Friday, August 30, 2019

'Sweet Caress' by William Boyd

30 August 2019

I’ve been reading ‘Sweet Caress’ by William Boyd – a novel published in 2015 which weaves a 20th century family saga around a collection of old black and white photographs. Subtitled ‘The Many Lives of Amory Clay’ it tells the story of a woman born in 1908 whose personal and professional life bears witness to some of the most significant world events of the century. This reminded me of Kate Atkinson’s ‘Life After Life’ (reviewed here in June 2013) whose protagonist, Ursula Todd, is born in 1910. But ‘Sweet Caress’ is a much less tricksy novel: it’s a fairly conventional saga, partly told in hindsight by the older Amory Clay in 1977. William Boyd seems to have used a set of (apparently) unconnected photos as the inspiration for his story, making Amory Clay a professional photographer and constructing her history to explain how she came to be in each of the places and events depicted by the photos.

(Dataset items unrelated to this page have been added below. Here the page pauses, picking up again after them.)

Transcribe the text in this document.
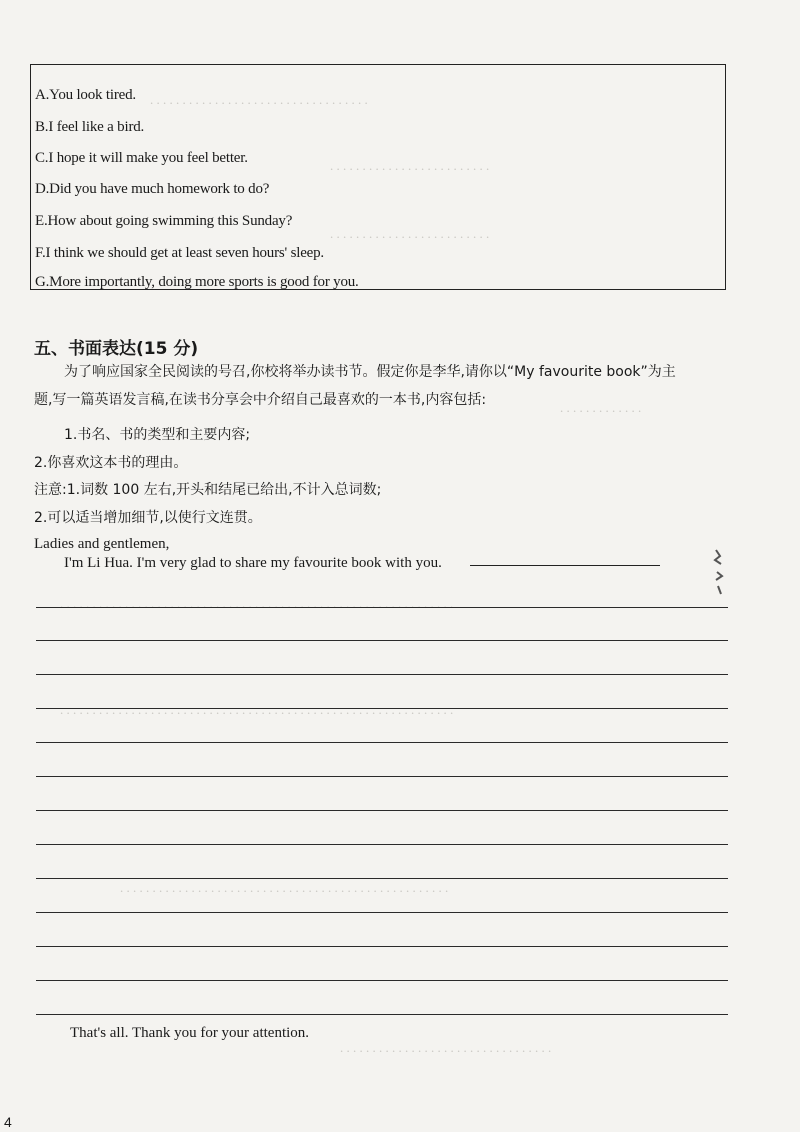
. . . . . . . . . . . . . . . . . . . . . . . . . . . . . . . . . .
. . . . . . . . . . . . . . . . . . . . . . . . .
. . . . . . . . . . . . . . . . . . . . . . . . .
. . . . . . . . . . . . .
. . . . . . . . . . . . . . . . . . . . . . . . . . . . . . . . . . . . . . . . . . . . . . . . . . . . . . . . . . . . .
. . . . . . . . . . . . . . . . . . . . . . . . . . . . . . . . . . . . . . . . . . . . . . . . . . . . . . . . . . . . .
. . . . . . . . . . . . . . . . . . . . . . . . . . . . . . . . . . . . . . . . . . . . . . . . . . .
. . . . . . . . . . . . . . . . . . . . . . . . . . . . . . . . .
A.You look tired.
B.I feel like a bird.
C.I hope it will make you feel better.
D.Did you have much homework to do?
E.How about going swimming this Sunday?
F.I think we should get at least seven hours' sleep.
G.More importantly, doing more sports is good for you.
五、书面表达(15 分)
为了响应国家全民阅读的号召,你校将举办读书节。假定你是李华,请你以“My favourite book”为主
题,写一篇英语发言稿,在读书分享会中介绍自己最喜欢的一本书,内容包括:
1.书名、书的类型和主要内容;
2.你喜欢这本书的理由。
注意:1.词数 100 左右,开头和结尾已给出,不计入总词数;
2.可以适当增加细节,以使行文连贯。
Ladies and gentlemen,
I'm Li Hua. I'm very glad to share my favourite book with you.
That's all. Thank you for your attention.
4
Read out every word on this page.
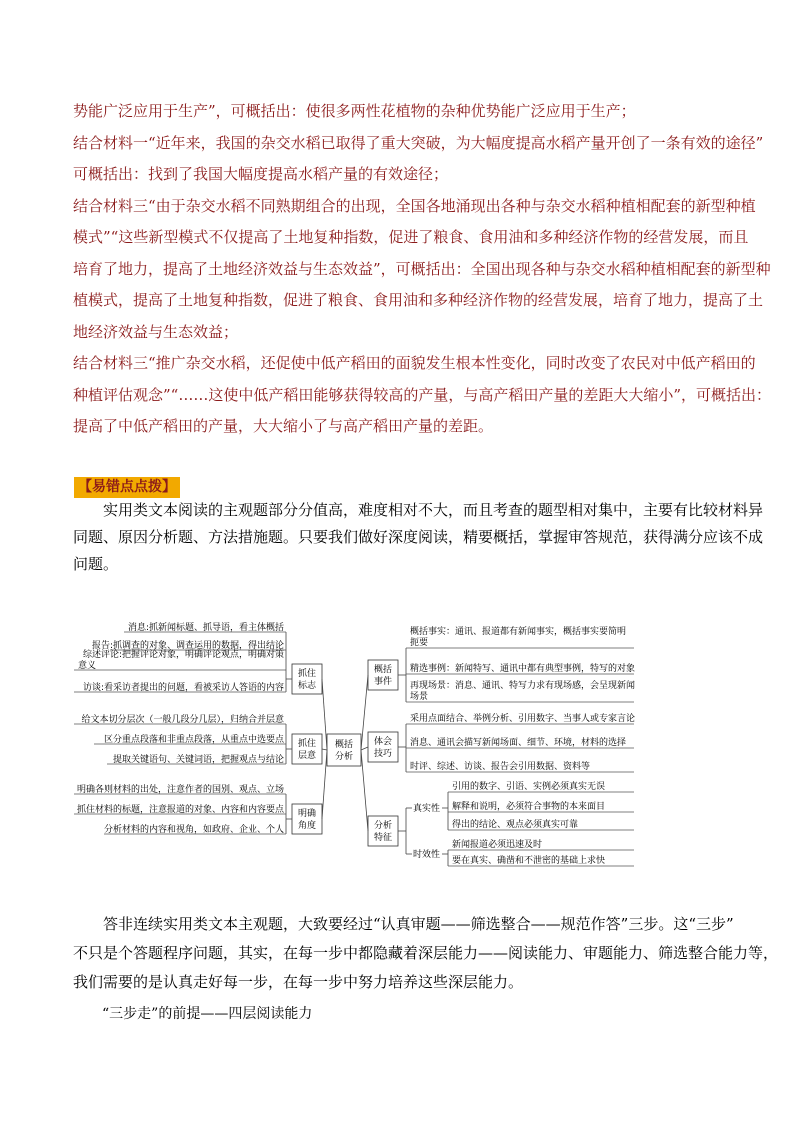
势能广泛应用于生产”，可概括出：使很多两性花植物的杂种优势能广泛应用于生产；

结合材料一“近年来，我国的杂交水稻已取得了重大突破，为大幅度提高水稻产量开创了一条有效的途径”

可概括出：找到了我国大幅度提高水稻产量的有效途径；

结合材料三“由于杂交水稻不同熟期组合的出现，全国各地涌现出各种与杂交水稻种植相配套的新型种植

模式”“这些新型模式不仅提高了土地复种指数，促进了粮食、食用油和多种经济作物的经营发展，而且

培育了地力，提高了土地经济效益与生态效益”，可概括出：全国出现各种与杂交水稻种植相配套的新型种

植模式，提高了土地复种指数，促进了粮食、食用油和多种经济作物的经营发展，培育了地力，提高了土

地经济效益与生态效益；

结合材料三“推广杂交水稻，还促使中低产稻田的面貌发生根本性变化，同时改变了农民对中低产稻田的

种植评估观念”“……这使中低产稻田能够获得较高的产量，与高产稻田产量的差距大大缩小”，可概括出：

提高了中低产稻田的产量，大大缩小了与高产稻田产量的差距。

【易错点点拨】

实用类文本阅读的主观题部分分值高，难度相对不大，而且考查的题型相对集中，主要有比较材料异

同题、原因分析题、方法措施题。只要我们做好深度阅读，精要概括，掌握审答规范，获得满分应该不成

问题。

概括
分析
抓住
标志
消息:抓新闻标题、抓导语，看主体概括
报告:抓调查的对象、调查运用的数据，得出结论
综述评论:把握评论对象，明确评论观点，明确对策
意义
访谈:看采访者提出的问题，看被采访人答语的内容
抓住
层意
给文本切分层次（一般几段分几层），归纳合并层意
区分重点段落和非重点段落，从重点中选要点
提取关键语句、关键词语，把握观点与结论
明确
角度
明确各则材料的出处，注意作者的国别、观点、立场
抓住材料的标题，注意报道的对象、内容和内容要点
分析材料的内容和视角，如政府、企业、个人
概括
事件
概括事实：通讯、报道都有新闻事实，概括事实要简明
扼要
精选事例：新闻特写、通讯中都有典型事例，特写的对象
再现场景：消息、通讯、特写力求有现场感，会呈现新闻
场景
体会
技巧
采用点面结合、举例分析、引用数字、当事人或专家言论
消息、通讯会描写新闻场面、细节、环境，材料的选择
时评、综述、访谈、报告会引用数据、资料等
分析
特征
真实性
引用的数字、引语、实例必须真实无误
解释和说明，必须符合事物的本来面目
得出的结论、观点必须真实可靠
时效性
新闻报道必须迅速及时
要在真实、确凿和不泄密的基础上求快

答非连续实用类文本主观题，大致要经过“认真审题——筛选整合——规范作答”三步。这“三步”

不只是个答题程序问题，其实，在每一步中都隐藏着深层能力——阅读能力、审题能力、筛选整合能力等，

我们需要的是认真走好每一步，在每一步中努力培养这些深层能力。

“三步走”的前提——四层阅读能力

The result is an enjoyable novel which lacks the literary ambition of ‘Life After Life’ but demonstrates William Boyd’s skills in engaging the reader: again and again when I was planning just to read to the end of a chapter I found myself unable to stop because I desperately wanted to know what happened next. Describing a book as a ‘page-turner’ can feel like damning with faint praise but ‘Sweet Caress’ is an entertaining read.